Espionagem disfarçada de supervisão
O acordo concedeu aos inspetores da AIEA acesso irrestrito às instalações nucleares do Irã para confirmar a ausência de um programa de armas nucleares. No processo, a agência acumulou um imenso acervo de dados: imagens de vigilância, medições de sensores, documentos das instalações – todos os quais foram inseridos no sistema preditivo do MOSAIC.

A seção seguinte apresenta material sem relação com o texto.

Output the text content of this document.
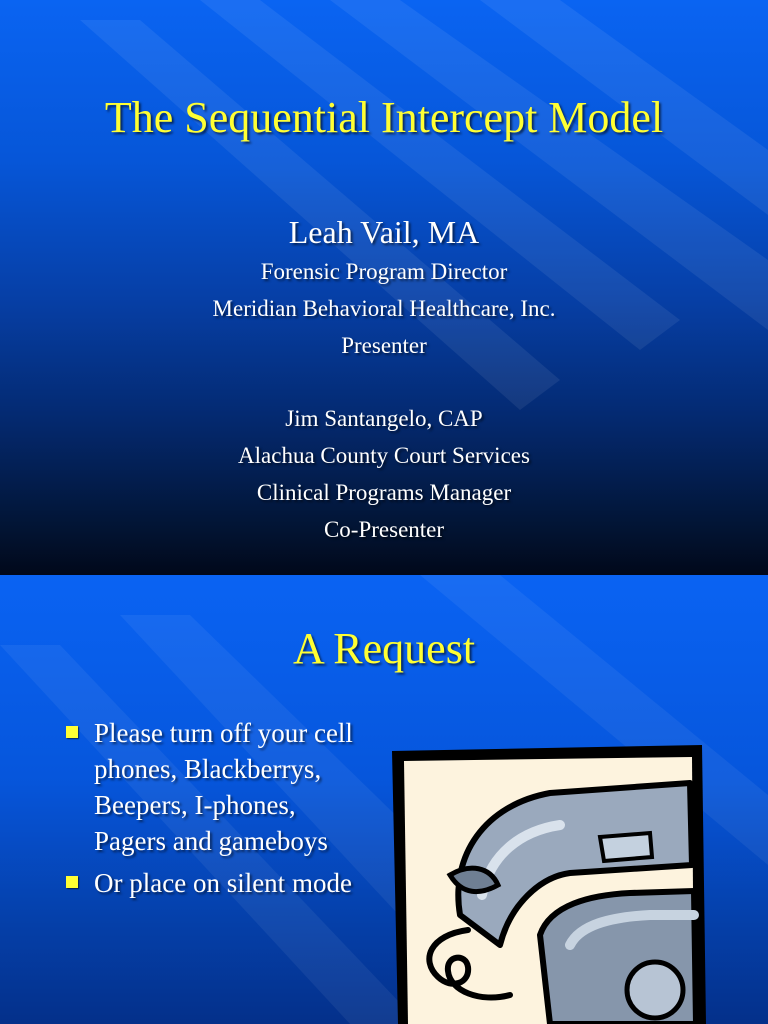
The Sequential Intercept Model
Leah Vail, MA
Forensic Program Director
Meridian Behavioral Healthcare, Inc.
Presenter
Jim Santangelo, CAP
Alachua County Court Services
Clinical Programs Manager
Co-Presenter
A Request
Please turn off your cell phones, Blackberrys, Beepers, I-phones, Pagers and gameboys
Or place on silent mode
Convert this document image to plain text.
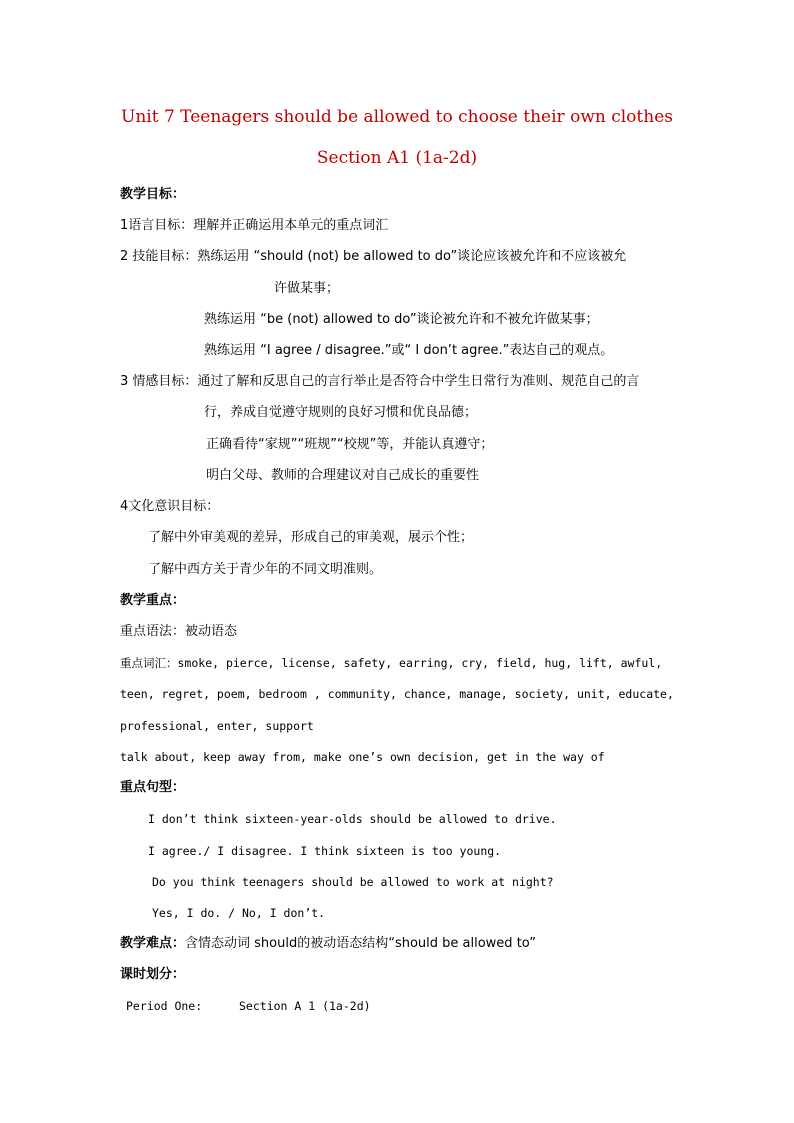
Unit 7 Teenagers should be allowed to choose their own clothes
Section A1 (1a-2d)
教学目标：
1语言目标：理解并正确运用本单元的重点词汇
2 技能目标：熟练运用 “should (not) be allowed to do”谈论应该被允许和不应该被允
许做某事；
熟练运用 “be (not) allowed to do”谈论被允许和不被允许做某事；
熟练运用 “I agree / disagree.”或“ I don’t agree.”表达自己的观点。
3 情感目标：通过了解和反思自己的言行举止是否符合中学生日常行为准则、规范自己的言
行，养成自觉遵守规则的良好习惯和优良品德；
正确看待“家规”“班规”“校规”等，并能认真遵守；
明白父母、教师的合理建议对自己成长的重要性
4文化意识目标：
了解中外审美观的差异，形成自己的审美观，展示个性；
了解中西方关于青少年的不同文明准则。
教学重点：
重点语法：被动语态
重点词汇：smoke, pierce, license, safety, earring, cry, field, hug, lift, awful,
teen, regret, poem, bedroom , community, chance, manage, society, unit, educate,
professional, enter, support
talk about, keep away from, make one’s own decision, get in the way of
重点句型：
I don’t think sixteen-year-olds should be allowed to drive.
I agree./ I disagree. I think sixteen is too young.
Do you think teenagers should be allowed to work at night?
Yes, I do. / No, I don’t.
教学难点：含情态动词 should的被动语态结构“should be allowed to”
课时划分：
Period One:	Section A 1 (1a-2d)
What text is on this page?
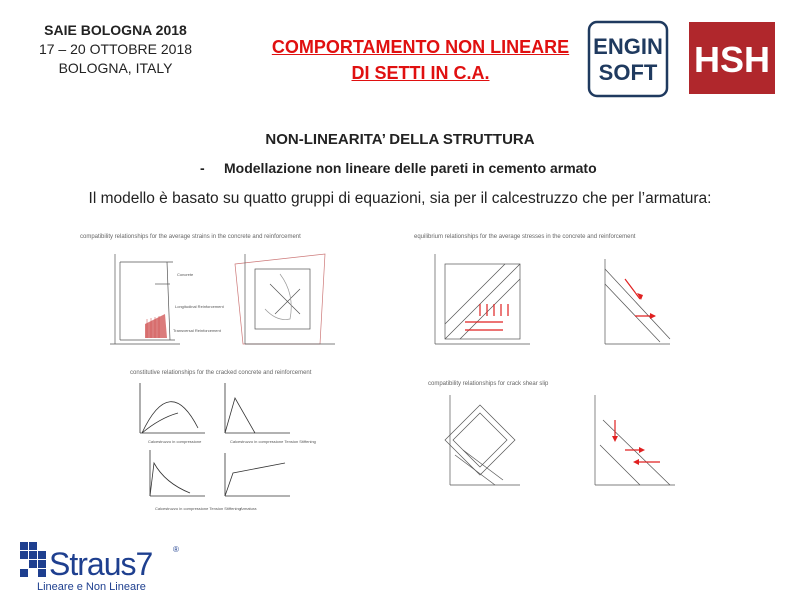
SAIE BOLOGNA 2018
17 – 20 OTTOBRE 2018
BOLOGNA, ITALY
COMPORTAMENTO NON LINEARE
DI SETTI IN C.A.
ENGIN
SOFT HSH
NON-LINEARITA’ DELLA STRUTTURA
- Modellazione non lineare delle pareti in cemento armato
Il modello è basato su quatto gruppi di equazioni, sia per il calcestruzzo che per l’armatura:
compatibility relationships for the average strains in the concrete and reinforcement
Concrete
Longitudinal Reinforcement
Transversal Reinforcement
equilibrium relationships for the average stresses in the concrete and reinforcement
constitutive relationships for the cracked concrete and reinforcement
Calcestruzzo in compressione	Calcestruzzo in compressione Tension Stiffening
Calcestruzzo in compressione Tension Stiffening Armatura
compatibility relationships for crack shear slip
Straus7	®
Lineare e Non Lineare
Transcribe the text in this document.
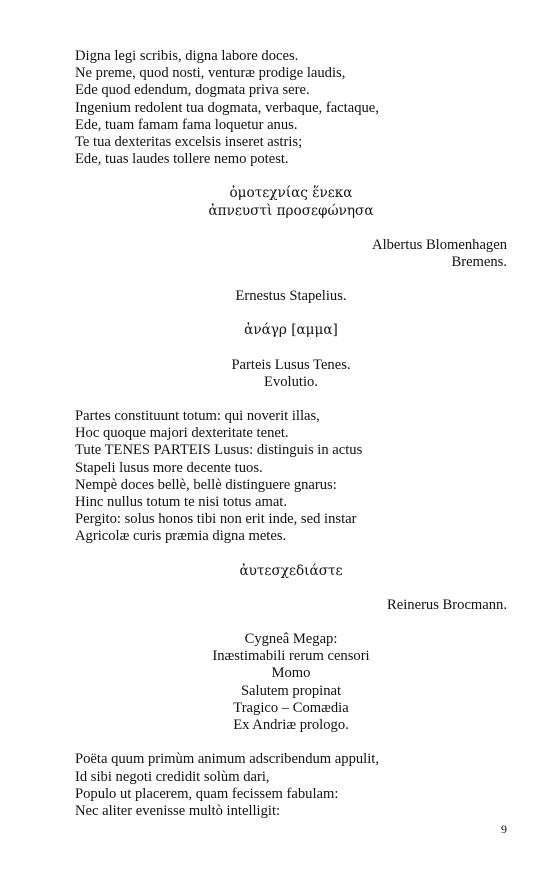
Digna legi scribis, digna labore doces.
Ne preme, quod nosti, venturæ prodige laudis,
Ede quod edendum, dogmata priva sere.
Ingenium redolent tua dogmata, verbaque, factaque,
Ede, tuam famam fama loquetur anus.
Te tua dexteritas excelsis inseret astris;
Ede, tuas laudes tollere nemo potest.
ὁμοτεχνίας ἕνεκα
ἀπνευστὶ προσεφώνησα
Albertus Blomenhagen
Bremens.
Ernestus Stapelius.
ἀνάγρ [αμμα]
Parteis Lusus Tenes.
Evolutio.
Partes constituunt totum: qui noverit illas,
Hoc quoque majori dexteritate tenet.
Tute TENES PARTEIS Lusus: distinguis in actus
Stapeli lusus more decente tuos.
Nempè doces bellè, bellè distinguere gnarus:
Hinc nullus totum te nisi totus amat.
Pergito: solus honos tibi non erit inde, sed instar
Agricolæ curis præmia digna metes.
ἀυτεσχεδιάστε
Reinerus Brocmann.
Cygneâ Megap:
Inæstimabili rerum censori
Momo
Salutem propinat
Tragico – Comædia
Ex Andriæ prologo.
Poëta quum primùm animum adscribendum appulit,
Id sibi negoti credidit solùm dari,
Populo ut placerem, quam fecissem fabulam:
Nec aliter evenisse multò intelligit:
9
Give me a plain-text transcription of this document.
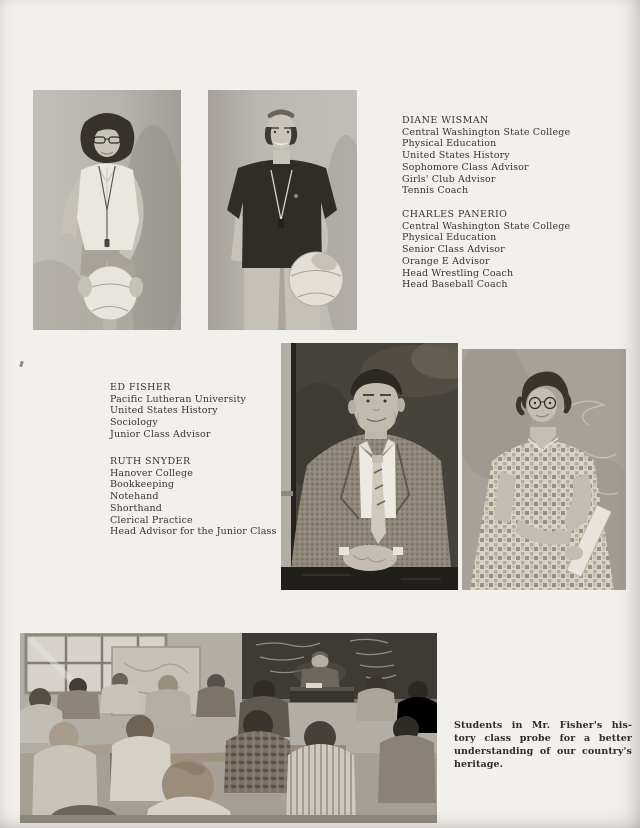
DIANE WISMAN
Central Washington State College
Physical Education
United States History
Sophomore Class Advisor
Girls' Club Advisor
Tennis Coach
CHARLES PANERIO
Central Washington State College
Physical Education
Senior Class Advisor
Orange E Advisor
Head Wrestling Coach
Head Baseball Coach
ED FISHER
Pacific Lutheran University
United States History
Sociology
Junior Class Advisor
RUTH SNYDER
Hanover College
Bookkeeping
Notehand
Shorthand
Clerical Practice
Head Advisor for the Junior Class
Students in Mr. Fisher's his-
tory class probe for a better
understanding of our country's
heritage.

No entanto, o papel fundamental do software no acordo permaneceu oculto até uma denúncia da Bloomberg em maio de 2018, poucos dias antes de o presidente dos EUA, Donald Trump, durante seu primeiro mandato, rasgar unilateralmente o acordo e lançar a chamada campanha de “pressão máxima” de Washington contra Teerã.
Apesar de Trump ter rompido o acordo, as inspeções às instalações nucleares iranianas continuaram, assim como o monitoramento do programa nuclear de Teerã pelo MOSAIC. Como observou a Bloomberg, a tecnologia da Palantir ajudou a AIEA a escrutinar vastas quantidades de informações de fontes díspares, incluindo 400 milhões de “objetos digitais” globalmente, como “feeds de mídia social e fotografias de satélite dentro do Irã” – uma capacidade que “levantou a preocupação de que a AIEA pudesse ultrapassar a fronteira entre monitoramento nuclear e coleta de inteligência”.
O artigo da Bloomberg também alimentou a preocupação iraniana frequentemente expressa de que o Mosaic estava ajudando israelenses a rastrear cientistas iranianos para assassinato:
“A ferramenta está no núcleo analítico da nova plataforma MOSAIC de US$ 50 milhões da agência, transformando bancos de dados de informações confidenciais em mapas que ajudam os inspetores a visualizar os laços entre pessoas, lugares e materiais envolvidos em atividades nucleares, mostram documentos da AIEA.”
A Bloomberg citou o chefe de uma empresa britânica que “assessora governos em questões de verificação” sobre os perigos da inserção de dados falsos no MOSAIC, “seja por acidente ou intencionalmente”:
“Você gerará um retorno falso se adicionar uma suposição falsa ao sistema sem fazer o qualificador apropriado… Você acabará se convencendo de que as sombras são reais.”
A preocupação subjacente e constante de Teerã é que o MOSAIC seja fortemente influenciado pelo “software de policiamento preditivo” da Palantir. Empregada por muitas agências de segurança pública em todo o mundo ocidental a um custo enorme, essa tecnologia é altamente controversa e demonstrou apresentar vieses perigosos e enganosos, levando a intervenções errôneas “pré-crime”.
De fato, a MIT Technology Review defendeu veementemente o desmantelamento da tecnologia preditiva em um relatório que analisa o quão perigosa a tecnologia tem sido na análise até mesmo de dados criminais nacionais:
“A falta de transparência e os dados de treinamento tendenciosos significam que essas ferramentas não são adequadas para o propósito. Se não podemos consertá-las, devemos abandoná-las.”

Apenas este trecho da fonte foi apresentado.